The cycle of un-addressed intimate partner violence in MMA continues for John Koppenhaver, aka War Machine, now recovering from a suicide attempt in a Las Vegas jail.

War Machine's attempted rape and murder of ex-partner and porn performer Christy Mack prompted harsh inquiries into MMA's culture of toxic masculinity—though none of it came from within the actual community itself.

Porn performers who spoke out in support of Christy were met with threats, reposts of Mack's graphic injuries, and requests to render themselves deceased—all while the MMA community hoped aloud that potential sponsors wouldn't notice the increasingly explicit violence their sport was imposing on women and withdraw their money.

MMA mandates a protocol where any hint or vestige of vulnerability must be killed on site. This manifests in fighters attacking referees, random interjections of intense prejudice at reporters, and a desensitized demographic that sees a swastika tattoo on a man literally trained to kill and can't even bring itself to blink.

This hypervigilance to preserve masculinity leads to women being terrorized. Thiago Silva pulled a gun on his ex-wife, threatening to shoot random bystanders if she didn't do what he said. Josh Gripsi set the family pitbull on his wife in what was described by a Massachusetts police officer as "the worst case of domestic violence" he'd ever seen.

Any infraction, no matter how finite or imagined—from "not listening" to cheating—is met with the sort of violence that'd get you thrown out of MMA.

Children as young as six years old are competing in cagefights in a time where overt violence against women seems at fever pitch.

Much of GamerGate's terrorism is only begrudgingly acknowledged, and as a last resort, an indifference abetted by a narrative of nerdy beta males trying to act tough on the Internet. But a cottage industry is coming together, one that takes children who have barely formed their identities and teaches them to violently depose anyone who threatens their masculinity in any perceivable fashion.

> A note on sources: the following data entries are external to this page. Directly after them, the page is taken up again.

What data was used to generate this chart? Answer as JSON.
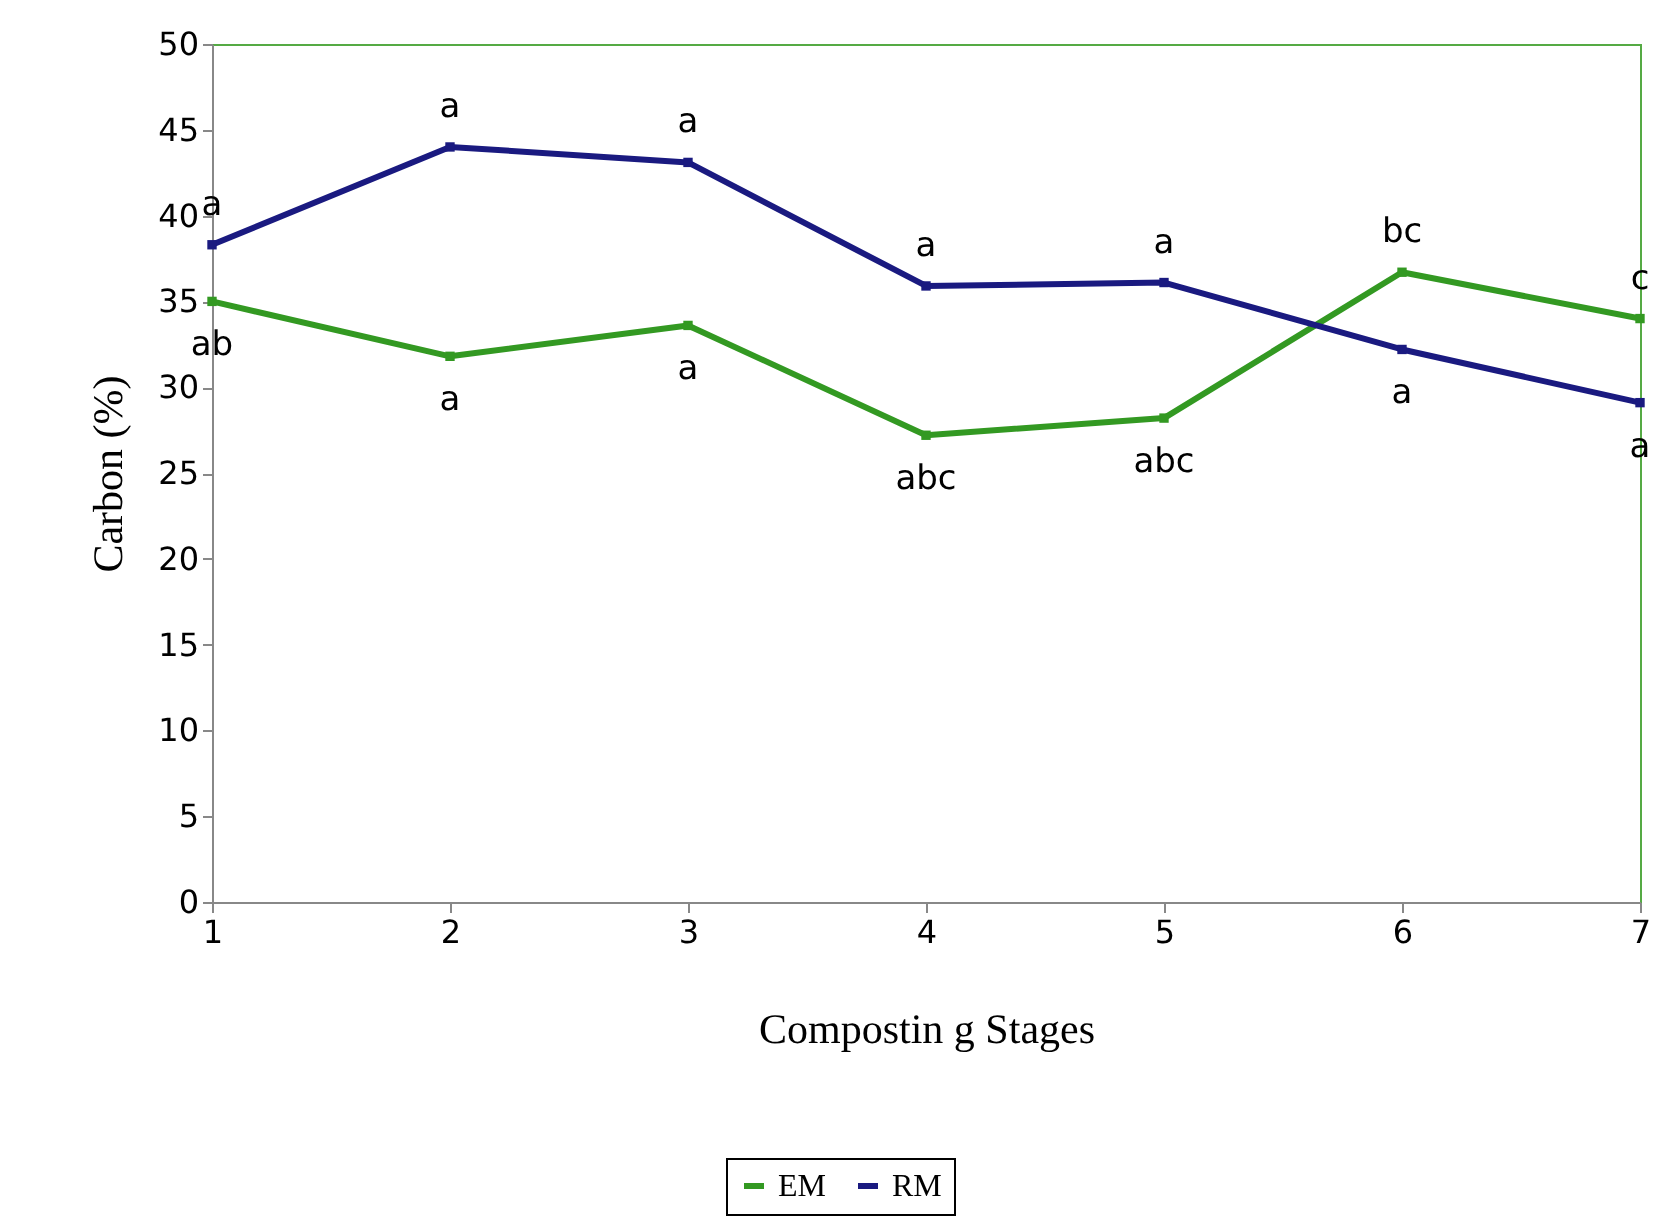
{
  "chart_data": {
    "type": "line",
    "xlabel": "Compostin g Stages",
    "ylabel": "Carbon (%)",
    "x": [
      1,
      2,
      3,
      4,
      5,
      6,
      7
    ],
    "series": [
      {
        "name": "EM",
        "color": "#339922",
        "values": [
          35.0,
          31.8,
          33.6,
          27.2,
          28.2,
          36.7,
          34.0
        ]
      },
      {
        "name": "RM",
        "color": "#1a1a80",
        "values": [
          38.3,
          44.0,
          43.1,
          35.9,
          36.1,
          32.2,
          29.1
        ]
      }
    ],
    "xlim": [
      1,
      7
    ],
    "xticks": [
      1,
      2,
      3,
      4,
      5,
      6,
      7
    ],
    "ylim": [
      0,
      50
    ],
    "yticks": [
      0,
      5,
      10,
      15,
      20,
      25,
      30,
      35,
      40,
      45,
      50
    ],
    "marker": "square",
    "line_style": "solid",
    "legend": "bottom",
    "annotations": [
      {
        "text": "a",
        "x": 1,
        "y": 38.3
      },
      {
        "text": "ab",
        "x": 1,
        "y": 35.0
      },
      {
        "text": "a",
        "x": 2,
        "y": 44.0
      },
      {
        "text": "a",
        "x": 2,
        "y": 31.8
      },
      {
        "text": "a",
        "x": 3,
        "y": 43.1
      },
      {
        "text": "a",
        "x": 3,
        "y": 33.6
      },
      {
        "text": "a",
        "x": 4,
        "y": 35.9
      },
      {
        "text": "abc",
        "x": 4,
        "y": 27.2
      },
      {
        "text": "a",
        "x": 5,
        "y": 36.1
      },
      {
        "text": "abc",
        "x": 5,
        "y": 28.2
      },
      {
        "text": "bc",
        "x": 6,
        "y": 36.7
      },
      {
        "text": "a",
        "x": 6,
        "y": 32.2
      },
      {
        "text": "c",
        "x": 7,
        "y": 34.0
      },
      {
        "text": "a",
        "x": 7,
        "y": 29.1
      }
    ]
  }
}
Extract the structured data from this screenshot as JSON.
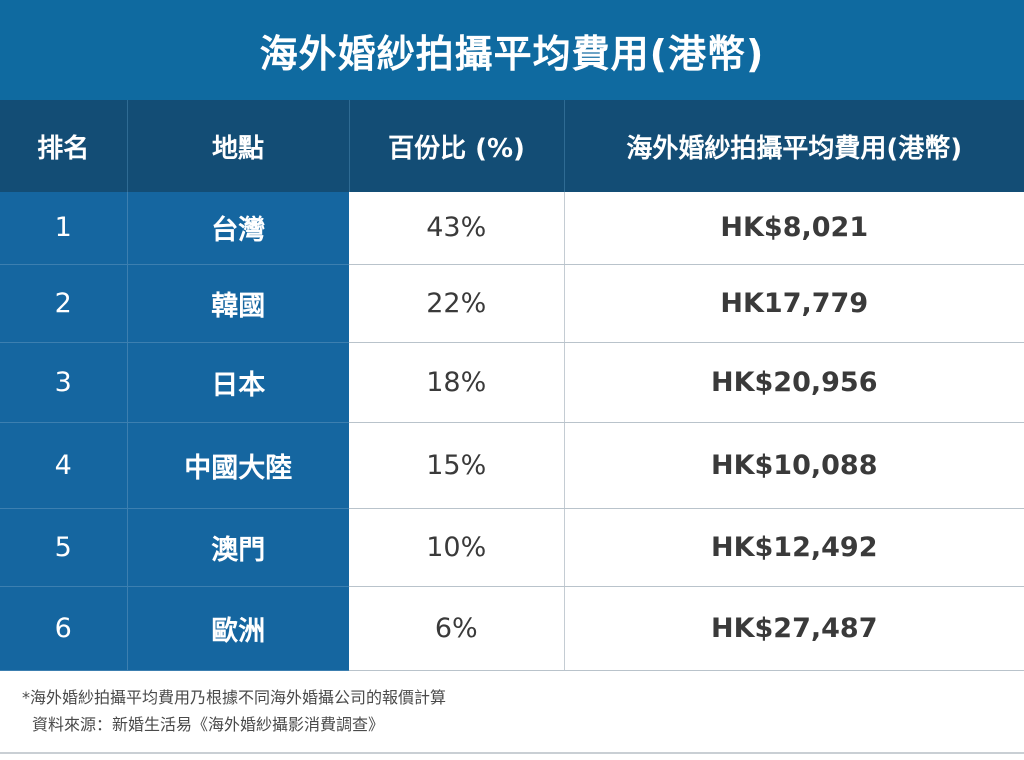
{
  "title": "海外婚紗拍攝平均費用(港幣)",
  "chart_data": {
    "type": "table",
    "columns": [
      "排名",
      "地點",
      "百份比 (%)",
      "海外婚紗拍攝平均費用(港幣)"
    ],
    "rows": [
      {
        "rank": "1",
        "location": "台灣",
        "percent": "43%",
        "cost": "HK$8,021"
      },
      {
        "rank": "2",
        "location": "韓國",
        "percent": "22%",
        "cost": "HK17,779"
      },
      {
        "rank": "3",
        "location": "日本",
        "percent": "18%",
        "cost": "HK$20,956"
      },
      {
        "rank": "4",
        "location": "中國大陸",
        "percent": "15%",
        "cost": "HK$10,088"
      },
      {
        "rank": "5",
        "location": "澳門",
        "percent": "10%",
        "cost": "HK$12,492"
      },
      {
        "rank": "6",
        "location": "歐洲",
        "percent": "6%",
        "cost": "HK$27,487"
      }
    ]
  },
  "footnote": {
    "line1": "*海外婚紗拍攝平均費用乃根據不同海外婚攝公司的報價計算",
    "line2": "資料來源：新婚生活易《海外婚紗攝影消費調查》"
  },
  "colors": {
    "title_bg": "#0f6aa0",
    "header_bg": "#134d75",
    "side_col_bg": "#1566a0",
    "body_text": "#3a3a3a"
  }
}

Firings or suspensions are not enough to adequately address the rampant abuse that occurs in (all) sports. It overlooks the very real threat the abuse culture poses to men. War Machine had a problem—with physical violence, with an attraction to teenage girls. There was ample opportunity within his immediate sphere—managers, promoters—for someone to call this out and encourage him to get help. Instead he was encouraged and enabled.

Now he finds himself locked away, with other people our societally has let down, in a place so brutal and lacking in "the love of God" that he felt it was better to die. And that moment of vulnerability will follow him the rest of his sentence. Everywhere he goes, other men like him will see someone who can be driven to harm himself with enough pressure.

I want justice for Christy Mack, for all women and children who have been abused by professional athletes. But, for all my antipathy toward War Machine, I can't accept his incarceration and self-harm as "justice." Justice would be an unflinching inquisition into the affliction of hypermasculinity in professional sports.

I'm not saying I want him released, either—keep that guy as far the hell away from Christy Mack as we can until we can sort out this whole "let's jail men who haven't really had the best education on how to be grown-ups as a subpar placatory to appease the people they hurt" thing.

I do hope he recovers, and that somewhere between confronting his fears and acknowledging where he has done wrong, War Machine can find peace. Or at least a ceasefire.